Rain suddenly was the least of anyone’s problems on Saturday in The Players Championship.
Not with wind that was gusting to 65kph, making the island green look more like a postage stamp; not with temperatures plunging by the hour; and certainly not for the players who had to play 18 holes of a second round that was shaping up as among the toughest ever.
“This is as tough as golf as you’re ever going to play,” Keegan Bradley said after a one-under-par 71, which he called one of the best rounds of his life.
Photo: AFP
Justin Thomas and Bubba Watson did the unthinkable: They did not make a bogey.
Bradley would have joined them, except for a double bogey on the 16th hole when he was assessed a two-shot penalty for not playing his putt from where the wind had blown it away.
“You’re not really making that many swings. It’s just a lot of shots,” Thomas said after his 69, which featured a series of beautifully flighted shots and some numbers that showed just how much the wind was affecting them.
He hit two pitching wedges from 185 yards. He hit a five-wood from 193 yards.

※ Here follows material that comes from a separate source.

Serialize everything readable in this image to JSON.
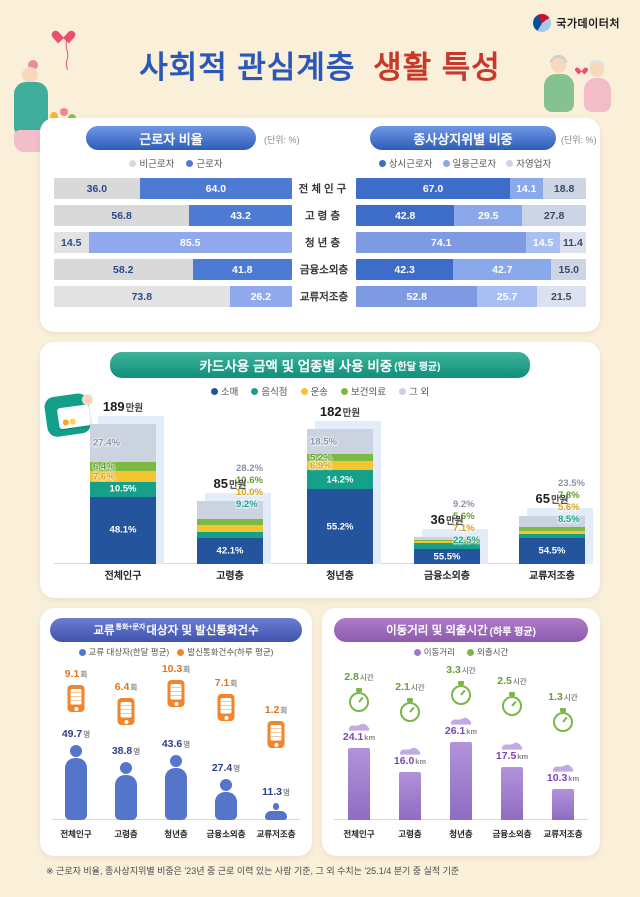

The most satisfying was a five-iron from 167 yards.
“Some of the most bizarre conditions I’ve played in,” Thomas said.
And to think The Players Championship is not even at the halfway point because of rain that dumped 10cm on the TPC Sawgrass and saturated the Stadium Course so much that it took 54 hours and 16 minutes from the start to the end of the first round.
When darkness halted play on Saturday evening, 27 players had yet to tee off in the second round.

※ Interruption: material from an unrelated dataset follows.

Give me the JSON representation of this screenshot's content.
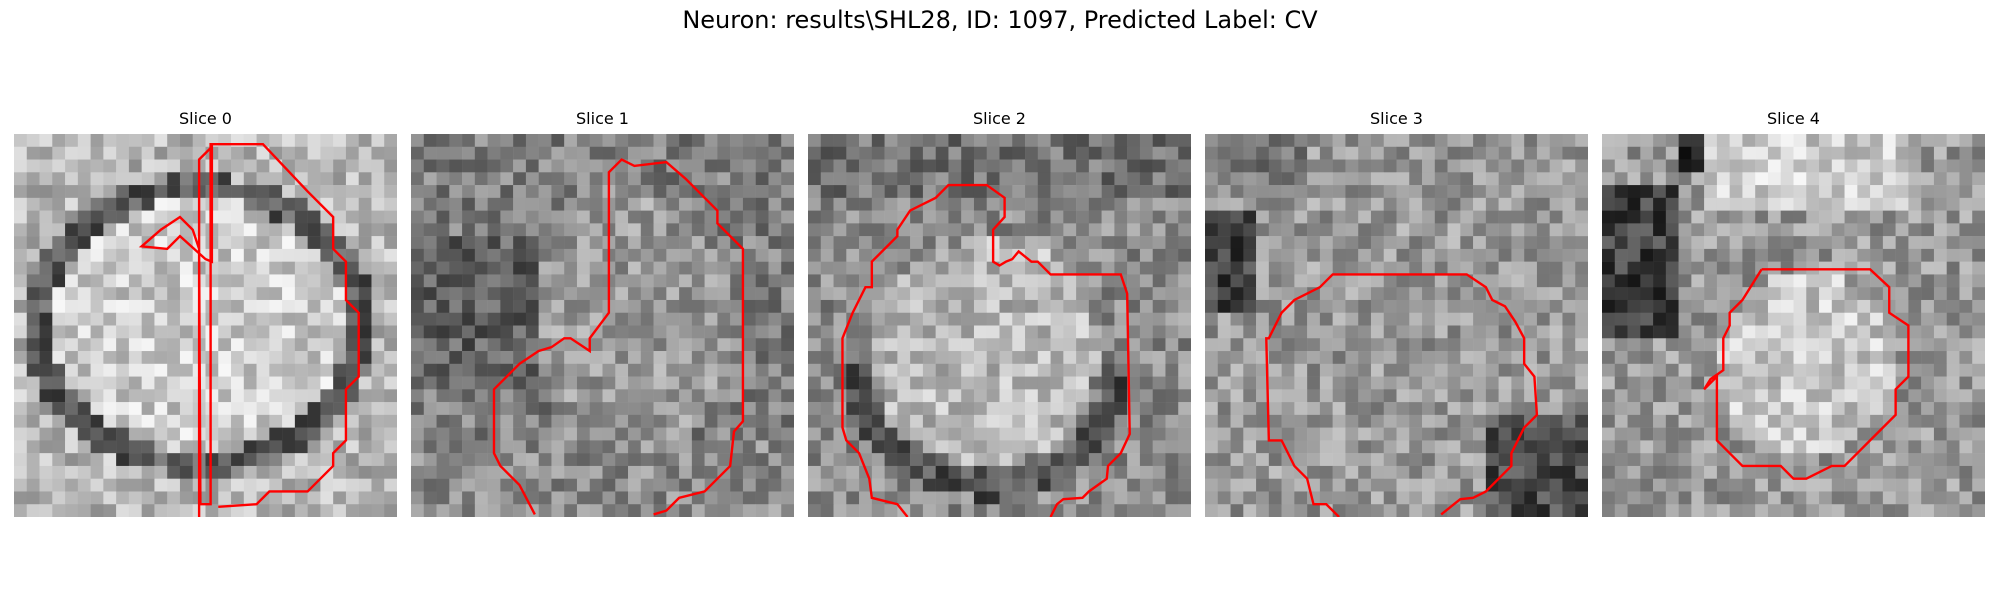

Those who spent more than six hours on the course on Saturday held on for dear life, especially when they came to the notorious island green on the par-three 17th hole.
Over two days, only four players hit into the water. On Saturday when play resumed, the first four players could not find the green. By the end of the day, 29 balls had gone into the water.
Asked to describe the 17th, Brooks Koepka said: “It’s luck.”
In the second round, Taiwan’s C.T. Pan tied with eight players for 84th place with a five-over-par 77.